Gravitational decoherence predicts loss of quantum coherence in massive superposition states, with a decoherence rate that depends on the mass, superposition size, and spatial geometry. The optimal experiment for measuring this effect maximizes the coherence time of a macroscopic quantum state while minimizing environmental decoherence. Key design parameters: test mass, temperature, vibration isolation, and the measurement scheme for witnessing coherence. Here the optimization landscape is qualitatively different — dominated by noise budgets rather than signal geometry.

These two examples show that different physics targets lead to fundamentally different optimal configurations, even when the underlying technology (precision interferometry, quantum-limited measurement) is the same. Computational search is essential because human intuition about one target doesn’t transfer to the other.

Connection to generative optical design

This work shares methodology with the Generative Optical Design project in the AI pillar, which uses gradient-based optimization (the Urania framework) to discover novel gravitational-wave detector topologies. The key difference is the target: generative optical design optimizes for astrophysical sensitivity (detecting mergers, neutron stars), while computational experiment design optimizes for quantum-gravity signatures.

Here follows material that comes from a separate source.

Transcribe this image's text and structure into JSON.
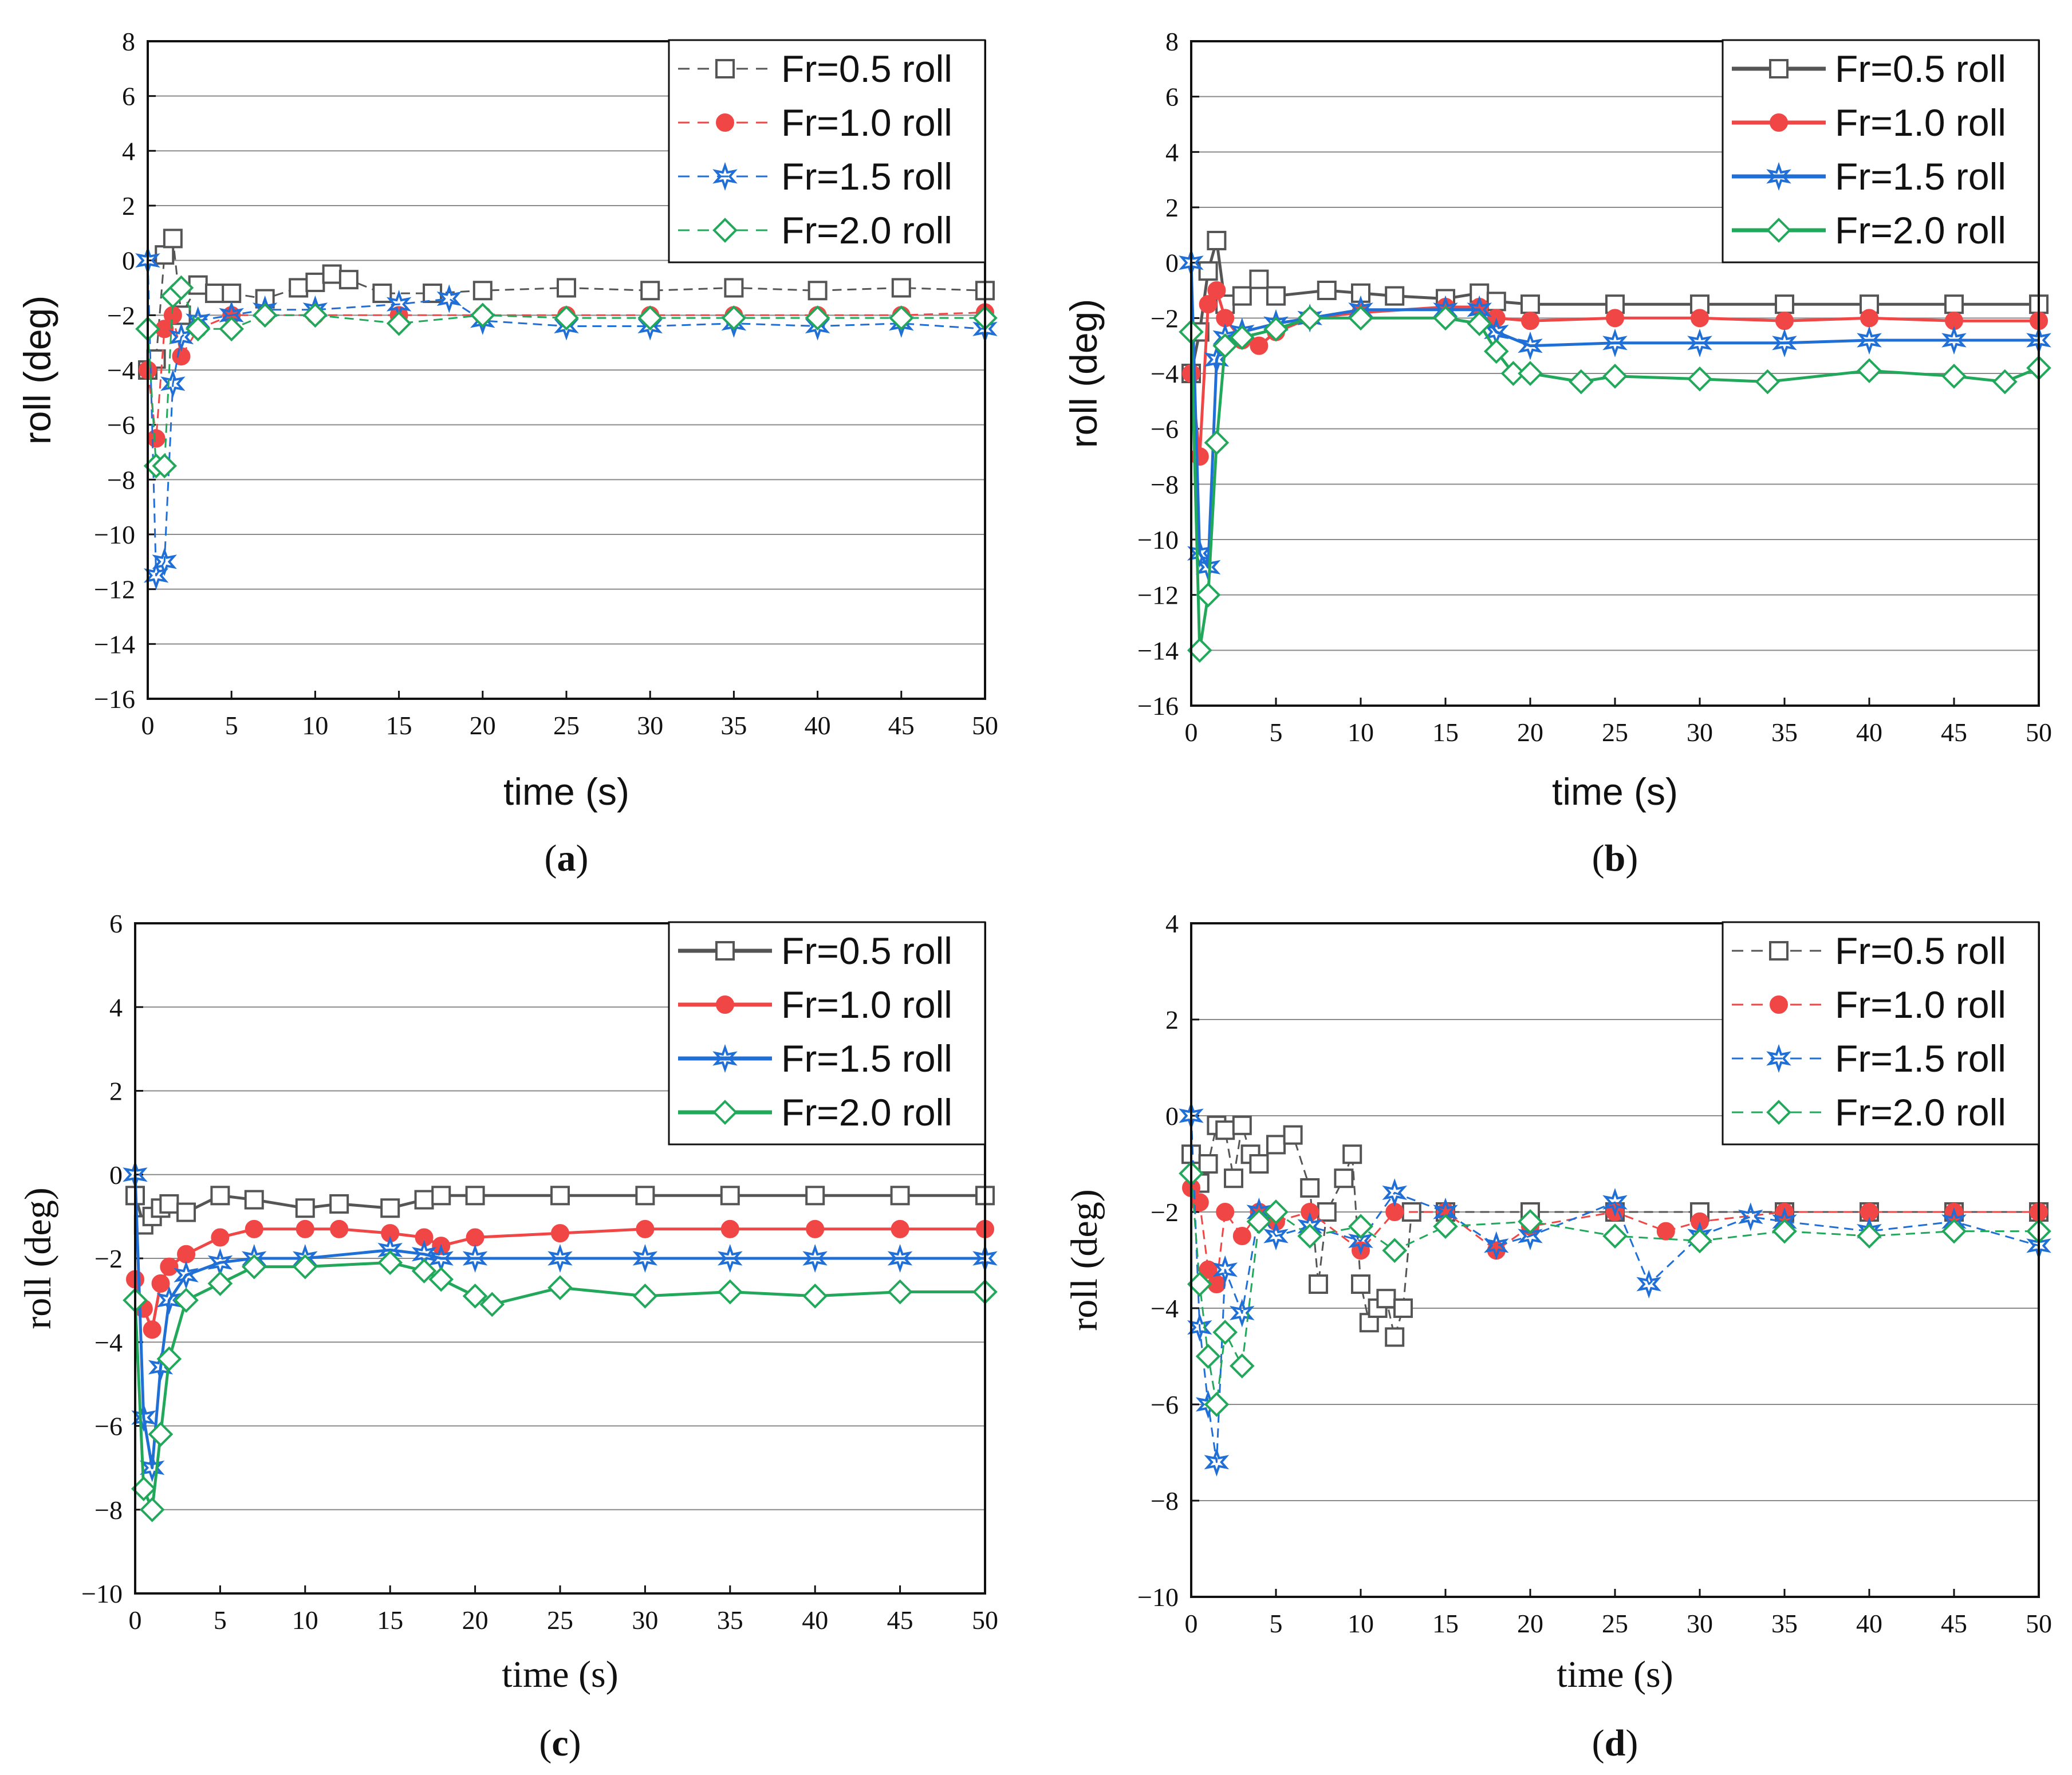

The Urania framework’s core capability — differentiable simulation of arbitrary interferometer topologies — is directly applicable here. By replacing the astrophysical sensitivity objective with a Fisher information objective for a quantum-gravity signal, the same gradient-based search can explore the space of interferometer configurations optimized for fundamental physics. The technical tools overlap, but the objective functions are fundamentally different: detecting a black hole merger requires broadband strain sensitivity; detecting spacetime granularity may require optimizing cross-correlations, specific frequency dependencies, or non-classical measurement bases.

Open questions

  • Objective function: What should you optimize for? Different quantum-gravity models predict different signatures. Is there a model-independent figure of merit — perhaps based on the volume of excluded parameter space — or must each experiment be designed for a specific theory? Multi-model optimization that maximizes sensitivity across a portfolio of QG models would be more robust but potentially less sensitive to any single model.
  • Feasibility constraints: Computational search can propose exotic configurations that are theoretically optimal but practically impossible. Encoding real-world constraints (available laser power, achievable vacuum levels, detector noise budgets, budget) into the optimization is essential but risks over-constraining the search. Pareto-optimal frontiers — trading sensitivity against cost and complexity — provide a richer basis for decision-making than single-objective optima.
  • Verification: If an algorithm proposes a novel experimental design, how do you verify that it actually has the claimed sensitivity? Independent simulation, analytic cross-checks, and prototype experiments at the Caltech 40m lab all play a role.
  • From optimization to discovery: The most valuable outcome of computational experiment design may not be finding the optimal configuration for a known signal, but discovering that certain configurations are surprisingly sensitive to signals that weren’t the original target — serendipitous sensitivity. Systematic exploration of the design space can reveal unexpected connections between experimental parameters and physical observables.